Esther Schipper is pleased to present Fact Structures Amount Structures Language Structures, Liam Gillick’s tenth solo exhibition with the gallery.


Liam Gillick’s new works draw on the artist's long-standing interest in how ideologies find form. Seeking new ways to represent complex interrelations—material and human—his work involves installation, sculptural work, films, graphics, and texts. All these different approaches are an integral part of a coherent project. A central aspect of his work has been the representation of production as it concerns changing processes of manufacturing, construction, and communication in a period of radical upheaval and displacement.

 

Recent bodies of works have functioned as abstractions derived from the functional organs of a building. Resembling heat sinks or vents they have suggested the building as a body and an abstraction that draws inspiration from server farms, hard drives and circuits. Gillick’s use of mathematical equations pursued a similar search for an abstracted language, their economy and beauty suggesting a parallel visual language that exists as pure conceptual potential.

In the course of recent large-scale institutional projects, in particular Filtered Time at the Pergamon Museum in Berlin in 2023, Gillick has developed a new underlying narrative in response to his continued engagement with the history of standardized graphical systems.

The new body of work draws conceptually on the work of Otto Neurath and Gerd Arntz who in the 1920s developed a system to simply represent complex statistical information, known as the Vienna Method or, beginning in 1935, as ISOTYPE (International System of Typographic Picture Education). A philosopher and sociologist, Neurath recognized in cinema and advertising a visual mode of communication that could be adopted to convey information. With the development of a quantitative system using pictograms, Neurath sought to make specialized knowledge legible to non-specialized mass audiences. The graphics for these early modern pictograms were created by German artist Gerd Arntz. An instrument of education, the visual language was intended to reduce the role of convention, custom and schooling in the reception of knowledge and with its comparative signs also stimulate both intellect and imagination.

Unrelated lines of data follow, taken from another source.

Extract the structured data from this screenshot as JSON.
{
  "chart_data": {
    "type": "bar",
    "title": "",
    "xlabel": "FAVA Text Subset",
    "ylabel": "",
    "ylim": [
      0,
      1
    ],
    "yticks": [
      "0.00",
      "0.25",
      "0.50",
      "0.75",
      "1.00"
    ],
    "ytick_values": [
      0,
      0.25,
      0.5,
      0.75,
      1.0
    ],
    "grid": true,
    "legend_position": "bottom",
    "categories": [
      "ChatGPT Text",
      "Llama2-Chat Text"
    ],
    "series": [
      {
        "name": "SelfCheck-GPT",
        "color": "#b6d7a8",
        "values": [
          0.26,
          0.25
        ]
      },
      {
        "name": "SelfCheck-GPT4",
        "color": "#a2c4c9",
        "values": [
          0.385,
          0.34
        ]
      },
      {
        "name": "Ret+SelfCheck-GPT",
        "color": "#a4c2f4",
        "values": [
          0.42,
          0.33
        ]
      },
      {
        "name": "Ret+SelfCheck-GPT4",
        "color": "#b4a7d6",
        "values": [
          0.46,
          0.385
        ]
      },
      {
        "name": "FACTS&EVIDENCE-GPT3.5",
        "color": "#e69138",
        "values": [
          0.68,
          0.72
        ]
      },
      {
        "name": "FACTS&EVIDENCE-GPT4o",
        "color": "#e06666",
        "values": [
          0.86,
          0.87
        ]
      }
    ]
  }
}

With this exhibition, Gillick proposes a new model for representing the processes of advance production. The abstract forms in this exhibition represent a more elusive visual language that might represent new advanced forms of production today. This exhibition introduces three unresolved artistic elements that operate alongside each other, in a series of contradictory parallels. Color has always pervaded Gillick‘s work where it is present as a theoretical subject. He deploys the history of color theory, for practical applications, and makes use of its sheer impact, and phenomenological effects. Resolute color choices for individual works and their elements act as a reminder of the artist‘s broad understanding of its transformative power. The works address the gap between what is desired, what is produced and how it is described.

Three distinct types of wall-mounted works attempt to find abstraction in the material structures of advanced production. The wall works are constructed from lightweight aluminium t-slot extrusions that are commonly used for the construction of laboratory rigs, CNC machines, and advanced production lines. These extrusions create self-contained systems evocative of the mute, smooth flows of advanced production in stasis.

Each work is accompanied by a unique book jacket design featuring a new abstract neo-Isotype by Gillick on the cover. While the wall structures are clean, stark and direct – what they point to—represented by the paired potential book—is interwoven and elusive. The neo-isotype marks are a visual language consciously derived from the legacy of attempts in 1920s Europe, to rationalize understanding of production, consumption and social development. Yet in this case they are entirely abstract and elusive in terms of precise representation, developing forms of contemporary abstraction as modes of production and consumption continue to evolve and mutate.